2012 (EM in Polen und Ukraine): Wieder beruft Löw 27 Akteure für die Turniervorbereitung. Das Streichquartett bilden in Südfrankreich Routinier Cacau sowie die Talente Marc-André ter Stegen, Julian Draxler und Sven Bender. Der damals 20-jährige Torwart ter Stegen spricht von „einer interessanten Erfahrung“. Er hat immerhin zuvor sein Länderspieldebüt erlebt - beim 3:5 im Test gegen die Schweiz.

2014 (WM in Brasilien): 30 Spieler nominiert Löw anfangs. Nach dem 0:0 im Test gegen Polen dürfen 27 mit ins Trainingslager: Die Schalker Max Meyer und Leon Goretzka sowie der lange verletzte Hamburger Marcell Jansen fallen raus, zudem ersetzt der Gladbacher Christoph Kramer den Augsburger André Hahn. Der Leverkusener Lars Bender verletzt sich beim Training in Südtirol.
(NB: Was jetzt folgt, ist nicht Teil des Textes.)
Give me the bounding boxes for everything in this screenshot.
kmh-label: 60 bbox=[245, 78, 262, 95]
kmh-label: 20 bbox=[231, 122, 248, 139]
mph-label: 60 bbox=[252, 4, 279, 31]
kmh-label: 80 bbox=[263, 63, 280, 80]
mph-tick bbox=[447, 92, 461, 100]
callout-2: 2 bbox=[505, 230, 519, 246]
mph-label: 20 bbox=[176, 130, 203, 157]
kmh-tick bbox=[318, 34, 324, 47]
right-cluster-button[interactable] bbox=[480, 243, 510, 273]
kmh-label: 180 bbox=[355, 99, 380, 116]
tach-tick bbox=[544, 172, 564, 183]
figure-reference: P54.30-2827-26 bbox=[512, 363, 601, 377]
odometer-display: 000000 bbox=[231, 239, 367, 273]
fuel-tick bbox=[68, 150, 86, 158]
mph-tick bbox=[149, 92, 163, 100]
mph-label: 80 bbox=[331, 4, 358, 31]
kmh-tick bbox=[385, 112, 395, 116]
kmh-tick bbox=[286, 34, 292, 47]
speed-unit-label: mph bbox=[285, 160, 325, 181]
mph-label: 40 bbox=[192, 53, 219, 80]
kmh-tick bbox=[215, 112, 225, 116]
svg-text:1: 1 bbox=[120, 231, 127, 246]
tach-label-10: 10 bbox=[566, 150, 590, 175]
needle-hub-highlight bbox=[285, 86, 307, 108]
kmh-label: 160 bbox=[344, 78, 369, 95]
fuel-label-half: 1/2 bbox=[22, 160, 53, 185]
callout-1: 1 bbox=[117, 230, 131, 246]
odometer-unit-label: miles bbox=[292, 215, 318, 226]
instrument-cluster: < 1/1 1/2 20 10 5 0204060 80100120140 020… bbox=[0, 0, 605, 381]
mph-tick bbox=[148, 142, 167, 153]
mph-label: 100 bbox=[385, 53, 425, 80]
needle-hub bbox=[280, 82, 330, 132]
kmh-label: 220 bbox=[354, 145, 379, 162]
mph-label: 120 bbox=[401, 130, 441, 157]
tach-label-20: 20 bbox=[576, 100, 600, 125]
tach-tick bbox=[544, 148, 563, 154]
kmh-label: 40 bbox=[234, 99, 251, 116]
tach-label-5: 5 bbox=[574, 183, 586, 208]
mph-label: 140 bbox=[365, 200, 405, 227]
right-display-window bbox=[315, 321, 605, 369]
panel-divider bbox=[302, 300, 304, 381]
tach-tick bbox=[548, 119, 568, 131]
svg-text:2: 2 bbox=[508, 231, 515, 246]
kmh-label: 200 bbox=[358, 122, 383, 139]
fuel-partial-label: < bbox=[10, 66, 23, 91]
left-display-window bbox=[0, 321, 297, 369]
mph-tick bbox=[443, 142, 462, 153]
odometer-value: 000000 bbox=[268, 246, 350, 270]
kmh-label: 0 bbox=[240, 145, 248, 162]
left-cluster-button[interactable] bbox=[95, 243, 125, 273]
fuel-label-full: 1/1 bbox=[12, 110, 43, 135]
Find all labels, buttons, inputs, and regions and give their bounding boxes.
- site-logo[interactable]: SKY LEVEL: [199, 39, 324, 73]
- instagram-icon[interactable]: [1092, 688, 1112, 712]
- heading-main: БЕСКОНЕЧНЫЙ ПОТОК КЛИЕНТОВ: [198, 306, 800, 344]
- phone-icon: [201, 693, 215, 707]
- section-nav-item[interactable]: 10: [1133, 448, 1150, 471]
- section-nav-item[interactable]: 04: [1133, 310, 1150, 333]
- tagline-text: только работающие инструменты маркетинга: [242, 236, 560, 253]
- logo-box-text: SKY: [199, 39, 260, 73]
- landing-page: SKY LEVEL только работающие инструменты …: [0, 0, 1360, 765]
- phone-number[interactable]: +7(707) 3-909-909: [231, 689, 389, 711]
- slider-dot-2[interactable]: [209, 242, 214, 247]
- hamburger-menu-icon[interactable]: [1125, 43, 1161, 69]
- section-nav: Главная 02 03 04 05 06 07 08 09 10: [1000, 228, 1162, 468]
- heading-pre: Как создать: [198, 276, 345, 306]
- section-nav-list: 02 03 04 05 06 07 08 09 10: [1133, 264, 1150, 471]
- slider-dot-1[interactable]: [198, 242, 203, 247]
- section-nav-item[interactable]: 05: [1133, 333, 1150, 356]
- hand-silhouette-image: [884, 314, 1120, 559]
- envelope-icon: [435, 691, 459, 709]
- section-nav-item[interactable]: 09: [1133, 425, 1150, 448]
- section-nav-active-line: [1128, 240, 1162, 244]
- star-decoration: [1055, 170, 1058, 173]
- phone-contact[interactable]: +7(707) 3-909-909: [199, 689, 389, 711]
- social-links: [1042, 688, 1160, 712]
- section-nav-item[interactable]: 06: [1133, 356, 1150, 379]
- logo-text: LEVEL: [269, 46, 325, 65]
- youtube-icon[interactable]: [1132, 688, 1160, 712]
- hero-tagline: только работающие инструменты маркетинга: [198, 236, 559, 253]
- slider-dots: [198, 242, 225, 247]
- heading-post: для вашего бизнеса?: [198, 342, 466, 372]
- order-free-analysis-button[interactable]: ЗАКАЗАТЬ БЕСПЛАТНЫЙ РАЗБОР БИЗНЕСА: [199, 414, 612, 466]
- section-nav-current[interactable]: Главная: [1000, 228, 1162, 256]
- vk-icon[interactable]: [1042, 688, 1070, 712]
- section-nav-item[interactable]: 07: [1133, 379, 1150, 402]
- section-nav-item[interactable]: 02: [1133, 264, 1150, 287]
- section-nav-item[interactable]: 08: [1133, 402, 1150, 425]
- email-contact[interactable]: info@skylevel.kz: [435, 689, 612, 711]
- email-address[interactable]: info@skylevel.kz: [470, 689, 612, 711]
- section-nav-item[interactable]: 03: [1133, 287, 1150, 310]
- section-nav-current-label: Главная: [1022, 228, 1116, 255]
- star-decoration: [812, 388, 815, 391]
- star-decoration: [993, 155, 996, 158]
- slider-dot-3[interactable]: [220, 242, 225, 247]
Marcel Schmelzer sowie die Neulinge Kevin Volland und Shkodran Mustafi streicht Löw. Mustafi wird trotzdem noch Weltmeister. Den Verteidiger nominiert Löw für Marco Reus nach. Der Dortmunder verletzte sich einen Tag vor der Abreise nach Brasilien im letzten Testspiel gegen Armenien schwer.

2016 (EM in Frankreich): Für den verletzten Reus platzt wieder ein Turniertraum. Auch Sebastian Rudy, Julian Brandt und Karim Bellarabi schaffen es nicht in den finalen Kader. Der Härtefall ist aber Reus, dem Löw die „bittere Entscheidung“ auch noch an dessen 27. Geburtstag im Trainingscamp in der Schweiz mitteilen muss. „Er kann nur geradeaus laufen“, äußert Löw über den Zustand von Reus. Bei den angeschlagenen Stammkräften Bastian Schweinsteiger und Mats Hummels geht Löw dagegen ins Risiko. Das Duo nimmt er mit nach Frankreich.